- Pitcher
- Born: August 27, 1981 (age 44) Hyōgo, Japan
- Batted: RightThrew: Right

NPB debut
- 2004, for the Yomiuri Giants

Last NPB appearance
- 2004, for the Yomiuri Giants

NPB statistics
- Win–loss record: 0–0
- Earned run average: 9.00
- Strikeouts: 2

Teams
- Yomiuri Giants (2004);

= Kazuaki Minami =

Japanese baseball player (born 1981)

Kazuaki Minami (born August 27, 1981) is a Japanese former professional baseball pitcher. He played two games in Nippon Professional Baseball (NPB) in 2004 for the Yomiuri Giants.

==Career==
Miami was born in Hyōgo, Japan. Prior to playing professionally, he attended Shinko Gakuen High School and then Fukui Kogyo University.

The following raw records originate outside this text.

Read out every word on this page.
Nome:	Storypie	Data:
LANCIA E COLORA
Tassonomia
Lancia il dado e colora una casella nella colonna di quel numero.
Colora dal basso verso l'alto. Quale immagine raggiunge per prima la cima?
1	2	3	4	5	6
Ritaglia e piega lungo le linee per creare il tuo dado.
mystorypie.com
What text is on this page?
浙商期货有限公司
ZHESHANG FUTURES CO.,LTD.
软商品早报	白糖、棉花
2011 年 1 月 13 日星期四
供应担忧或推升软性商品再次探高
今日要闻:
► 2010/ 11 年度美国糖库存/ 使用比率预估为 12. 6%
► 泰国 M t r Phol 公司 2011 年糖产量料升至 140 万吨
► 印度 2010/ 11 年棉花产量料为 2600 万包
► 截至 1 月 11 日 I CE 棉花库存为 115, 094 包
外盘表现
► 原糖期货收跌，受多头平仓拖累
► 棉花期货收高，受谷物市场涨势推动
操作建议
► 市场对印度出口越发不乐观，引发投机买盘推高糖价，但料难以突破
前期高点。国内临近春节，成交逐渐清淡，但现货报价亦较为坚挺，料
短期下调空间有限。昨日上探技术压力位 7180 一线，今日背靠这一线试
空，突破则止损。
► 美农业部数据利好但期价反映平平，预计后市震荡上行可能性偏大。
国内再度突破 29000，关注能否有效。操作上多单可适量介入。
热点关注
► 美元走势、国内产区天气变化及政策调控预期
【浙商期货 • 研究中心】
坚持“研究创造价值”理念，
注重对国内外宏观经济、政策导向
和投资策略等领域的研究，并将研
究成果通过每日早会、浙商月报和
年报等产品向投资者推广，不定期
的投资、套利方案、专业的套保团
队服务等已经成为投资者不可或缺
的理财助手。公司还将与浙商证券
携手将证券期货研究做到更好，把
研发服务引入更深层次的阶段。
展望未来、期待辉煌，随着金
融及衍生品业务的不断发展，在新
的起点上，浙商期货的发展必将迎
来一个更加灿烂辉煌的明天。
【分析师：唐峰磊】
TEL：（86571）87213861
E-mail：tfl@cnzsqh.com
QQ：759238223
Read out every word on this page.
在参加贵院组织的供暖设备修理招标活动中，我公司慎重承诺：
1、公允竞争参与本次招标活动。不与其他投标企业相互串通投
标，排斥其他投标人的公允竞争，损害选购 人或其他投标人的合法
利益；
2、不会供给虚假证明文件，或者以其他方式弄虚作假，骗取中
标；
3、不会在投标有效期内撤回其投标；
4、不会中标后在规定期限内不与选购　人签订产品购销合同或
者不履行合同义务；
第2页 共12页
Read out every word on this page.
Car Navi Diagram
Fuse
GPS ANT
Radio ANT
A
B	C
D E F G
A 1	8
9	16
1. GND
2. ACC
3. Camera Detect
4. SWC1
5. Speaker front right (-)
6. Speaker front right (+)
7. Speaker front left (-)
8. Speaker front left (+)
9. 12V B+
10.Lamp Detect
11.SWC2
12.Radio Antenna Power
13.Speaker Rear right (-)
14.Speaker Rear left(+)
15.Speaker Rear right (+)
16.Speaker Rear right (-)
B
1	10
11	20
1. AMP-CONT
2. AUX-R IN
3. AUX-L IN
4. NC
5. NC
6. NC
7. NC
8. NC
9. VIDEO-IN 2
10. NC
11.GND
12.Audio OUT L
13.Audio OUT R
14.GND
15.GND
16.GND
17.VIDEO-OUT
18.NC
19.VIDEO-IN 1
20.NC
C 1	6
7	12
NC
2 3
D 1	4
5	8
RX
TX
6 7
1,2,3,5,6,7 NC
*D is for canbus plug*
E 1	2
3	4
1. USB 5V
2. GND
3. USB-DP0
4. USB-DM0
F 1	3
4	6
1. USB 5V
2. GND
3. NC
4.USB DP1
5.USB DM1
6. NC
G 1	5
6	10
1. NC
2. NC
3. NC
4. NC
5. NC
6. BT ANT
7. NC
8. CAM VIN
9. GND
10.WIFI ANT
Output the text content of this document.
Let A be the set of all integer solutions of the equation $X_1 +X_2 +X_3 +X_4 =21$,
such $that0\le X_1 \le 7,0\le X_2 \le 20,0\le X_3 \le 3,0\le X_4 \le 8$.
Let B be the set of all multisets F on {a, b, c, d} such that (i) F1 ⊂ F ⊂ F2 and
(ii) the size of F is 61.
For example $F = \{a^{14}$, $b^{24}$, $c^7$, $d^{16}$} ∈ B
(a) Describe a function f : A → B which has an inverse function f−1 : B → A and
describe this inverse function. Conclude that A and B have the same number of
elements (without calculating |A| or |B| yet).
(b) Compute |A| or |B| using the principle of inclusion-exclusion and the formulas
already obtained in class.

Minami made two relief appearances for the Yomiuri Giants of Nippon Professional Baseball in 2004, pitching two innings, allowing four hits and no walks, while striking out two batters. His ERA was 9.00. After spending a couple years in ni-gun (Japanese minor league baseball), he joined the Calgary Vipers of the Northern League in 2007. In 24 games (17 starts), he went 10–5 with a 5.52 ERA, pitching 122 1/3 innings, allowing 173 hits and 38 walks, and striking out 78 batters.

Following his year with Calgary, Minami went to pitch with Ishikawa Million Stars in the Baseball Challenge League in Japan.